For the said year, Walmart also projects its US sales growth to jump by 3% or more, with comparable sales also posting around 2.5% to 3% growth.
"I feel great about Walmart’s position in this rapidly changing retail landscape. We are leveraging our scale, assets and financial strength in ways unique to Walmart to enhance and build competitive advantages," Walmart chief financial officer Brett Briggs said, as quoted by The Star.
Will Walmart jump on the cannabis bandwagon?
With the legalization of recreational marijuana, many industry watchers are keeping an eye out for who amongst the biggest retailers are going to jump on the pot bandwagon first.
Most eyes are on Walmart Canada, which has been studying the likelihood of selling cannabis-based products, Bloomberg reported.
"As we would for any new industry, Walmart Canada has done some preliminary fact-finding on this issue, but we do not have plans to carry CBD products at this time," Walmart Canada spokesperson Diane Medeiros told Bloomberg. CBD is short for cannabidiol, a cannabis derivative that is a non-psychoactive extract from the cannabis plant.
She also said the retailer is not planning to supply medical marijuana at its pharmacies at this time.
For experts at Money Morning, while Walmart has been conservative with the issue, the profit potential of the trend is "simply too much to ignore".
"Walmart has no plans to directly sell marijuana to its customers, but its Canadian division is looking at a plan to eventually sell a cannabis derivative called cannabidiol, or CBD. While Walmart is still in the explorative stage and there's no guarantee it will end up selling CBD, we're encouraged just by the possibility," Money Morning said.

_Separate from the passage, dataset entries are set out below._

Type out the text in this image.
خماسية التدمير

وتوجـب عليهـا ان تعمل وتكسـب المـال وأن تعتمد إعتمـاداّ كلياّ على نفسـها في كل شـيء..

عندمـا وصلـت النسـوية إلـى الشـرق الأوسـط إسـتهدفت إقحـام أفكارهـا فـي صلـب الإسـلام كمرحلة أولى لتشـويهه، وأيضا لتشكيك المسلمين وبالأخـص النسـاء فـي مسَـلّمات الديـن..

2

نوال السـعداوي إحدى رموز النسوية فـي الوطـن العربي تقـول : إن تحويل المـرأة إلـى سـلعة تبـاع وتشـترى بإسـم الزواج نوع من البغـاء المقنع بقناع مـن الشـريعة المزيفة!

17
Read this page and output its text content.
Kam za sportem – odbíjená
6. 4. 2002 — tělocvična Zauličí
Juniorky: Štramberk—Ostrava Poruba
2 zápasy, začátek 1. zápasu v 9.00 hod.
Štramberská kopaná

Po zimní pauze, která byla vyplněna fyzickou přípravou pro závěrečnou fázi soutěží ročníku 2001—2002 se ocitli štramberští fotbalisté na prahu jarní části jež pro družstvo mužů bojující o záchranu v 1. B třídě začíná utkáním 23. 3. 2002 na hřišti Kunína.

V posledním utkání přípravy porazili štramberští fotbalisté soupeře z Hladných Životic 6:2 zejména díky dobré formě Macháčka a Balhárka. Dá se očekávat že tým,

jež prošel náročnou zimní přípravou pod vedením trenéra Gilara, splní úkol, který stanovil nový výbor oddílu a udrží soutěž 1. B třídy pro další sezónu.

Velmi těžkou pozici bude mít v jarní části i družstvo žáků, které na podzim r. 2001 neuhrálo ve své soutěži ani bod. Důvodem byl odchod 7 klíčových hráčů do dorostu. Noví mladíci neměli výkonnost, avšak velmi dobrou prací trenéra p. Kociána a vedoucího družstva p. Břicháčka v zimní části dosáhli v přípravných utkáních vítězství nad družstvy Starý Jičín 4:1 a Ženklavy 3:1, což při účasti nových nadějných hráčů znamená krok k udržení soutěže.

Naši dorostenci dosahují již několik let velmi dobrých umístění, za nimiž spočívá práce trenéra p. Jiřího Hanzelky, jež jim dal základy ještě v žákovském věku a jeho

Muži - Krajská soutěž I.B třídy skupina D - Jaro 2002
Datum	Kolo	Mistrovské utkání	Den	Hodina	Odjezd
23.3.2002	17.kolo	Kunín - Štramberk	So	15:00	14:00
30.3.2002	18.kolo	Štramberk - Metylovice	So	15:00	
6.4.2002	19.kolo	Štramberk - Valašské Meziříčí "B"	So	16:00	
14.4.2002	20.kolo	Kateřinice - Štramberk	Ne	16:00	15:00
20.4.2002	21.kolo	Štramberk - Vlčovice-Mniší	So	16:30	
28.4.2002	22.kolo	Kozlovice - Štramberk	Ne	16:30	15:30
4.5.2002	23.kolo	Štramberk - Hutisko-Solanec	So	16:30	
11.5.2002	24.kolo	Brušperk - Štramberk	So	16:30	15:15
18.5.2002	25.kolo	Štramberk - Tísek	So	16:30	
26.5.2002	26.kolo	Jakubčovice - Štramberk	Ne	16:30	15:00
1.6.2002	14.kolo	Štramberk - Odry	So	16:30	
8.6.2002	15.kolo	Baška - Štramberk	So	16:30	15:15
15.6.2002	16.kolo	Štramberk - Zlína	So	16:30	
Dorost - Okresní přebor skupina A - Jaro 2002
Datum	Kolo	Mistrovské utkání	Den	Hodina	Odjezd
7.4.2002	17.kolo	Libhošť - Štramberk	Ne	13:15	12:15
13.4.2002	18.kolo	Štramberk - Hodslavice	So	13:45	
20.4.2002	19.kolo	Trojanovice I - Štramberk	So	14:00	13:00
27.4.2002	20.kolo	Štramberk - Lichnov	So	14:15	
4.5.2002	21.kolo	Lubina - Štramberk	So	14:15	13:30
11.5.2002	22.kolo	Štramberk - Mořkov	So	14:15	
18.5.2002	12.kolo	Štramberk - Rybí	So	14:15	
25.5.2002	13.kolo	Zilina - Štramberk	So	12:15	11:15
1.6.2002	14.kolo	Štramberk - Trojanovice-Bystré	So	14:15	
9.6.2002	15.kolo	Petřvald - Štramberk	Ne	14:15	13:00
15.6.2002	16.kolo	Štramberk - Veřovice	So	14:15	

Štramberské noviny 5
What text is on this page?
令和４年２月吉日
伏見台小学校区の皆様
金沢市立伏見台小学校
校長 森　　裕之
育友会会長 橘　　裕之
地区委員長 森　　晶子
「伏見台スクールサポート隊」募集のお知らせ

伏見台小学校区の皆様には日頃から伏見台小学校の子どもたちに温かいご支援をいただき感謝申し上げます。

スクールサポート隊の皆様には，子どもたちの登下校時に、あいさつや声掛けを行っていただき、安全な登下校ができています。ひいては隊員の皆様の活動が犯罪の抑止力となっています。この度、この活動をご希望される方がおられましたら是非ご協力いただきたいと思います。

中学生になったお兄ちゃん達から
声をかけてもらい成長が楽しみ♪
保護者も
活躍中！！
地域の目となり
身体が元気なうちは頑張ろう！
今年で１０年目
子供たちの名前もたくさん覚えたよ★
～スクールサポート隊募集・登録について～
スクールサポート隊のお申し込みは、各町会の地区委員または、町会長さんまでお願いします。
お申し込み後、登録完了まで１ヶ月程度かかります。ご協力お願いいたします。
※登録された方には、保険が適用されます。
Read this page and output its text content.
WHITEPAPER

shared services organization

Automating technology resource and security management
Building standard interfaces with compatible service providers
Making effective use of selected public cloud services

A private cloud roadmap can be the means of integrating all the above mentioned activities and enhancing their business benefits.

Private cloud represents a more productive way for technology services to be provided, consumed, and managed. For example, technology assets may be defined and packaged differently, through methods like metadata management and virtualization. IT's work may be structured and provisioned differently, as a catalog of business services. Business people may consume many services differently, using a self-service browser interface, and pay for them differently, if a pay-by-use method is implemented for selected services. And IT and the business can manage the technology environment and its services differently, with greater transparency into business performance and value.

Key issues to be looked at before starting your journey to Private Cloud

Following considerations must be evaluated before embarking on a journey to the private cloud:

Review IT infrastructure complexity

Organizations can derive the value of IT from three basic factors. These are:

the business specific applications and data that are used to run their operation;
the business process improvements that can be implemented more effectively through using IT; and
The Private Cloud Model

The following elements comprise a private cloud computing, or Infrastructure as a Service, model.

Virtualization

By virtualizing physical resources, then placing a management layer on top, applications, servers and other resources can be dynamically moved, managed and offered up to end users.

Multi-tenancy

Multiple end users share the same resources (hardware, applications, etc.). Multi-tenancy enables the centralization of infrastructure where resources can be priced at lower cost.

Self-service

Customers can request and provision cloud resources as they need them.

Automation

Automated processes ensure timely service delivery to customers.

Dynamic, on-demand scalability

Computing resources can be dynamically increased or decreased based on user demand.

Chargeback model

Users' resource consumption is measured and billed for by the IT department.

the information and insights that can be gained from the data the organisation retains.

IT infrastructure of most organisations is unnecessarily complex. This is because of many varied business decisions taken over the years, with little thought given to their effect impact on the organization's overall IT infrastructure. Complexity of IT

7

In a think piece on The Motley Fool, David Jagielski said one of the hurdles facing Walmart and other retailers planning to have cannabis products on their shelves is the different rules in each province.
"Unfortunately, the government has not made it easy for companies to sell marijuana across the country, as leaving it up the provinces has led to some big differences in how pot products will be sold. We’ve even seen municipalities seek to ban the sale of cannabis despite its legality," he said.
Jagielski furthered: "There are many rules involved, and so it will take Walmart some time to study and assess whether it makes sense to do so given the company’s focus on efficiency and low costs. Introducing cannabis could simply complicate that process."
Walmart Canada stores to get a facelift
Walmart Canada is giving its stores across the country a major makeover, allocating around $175m for the timely upgrade.
According to The Canadian Press, Walmart will commence the renovation works of 23 stores by February 2019. The plan is set to create around 2,500 construction jobs.
Along with this plan, Walmart also eyes improving its online shopping business by looking at the possibilities of dedicated parking spaces for online grocery pickup and additional areas in stores solely for online orders.
All these are part of Walmart's efforts to enhance its e-commerce operations, which includes its online grocery shopping business. It has already partnered with Instacart to offer one-hour grocery delivery in parts of Toronto and Winnipeg.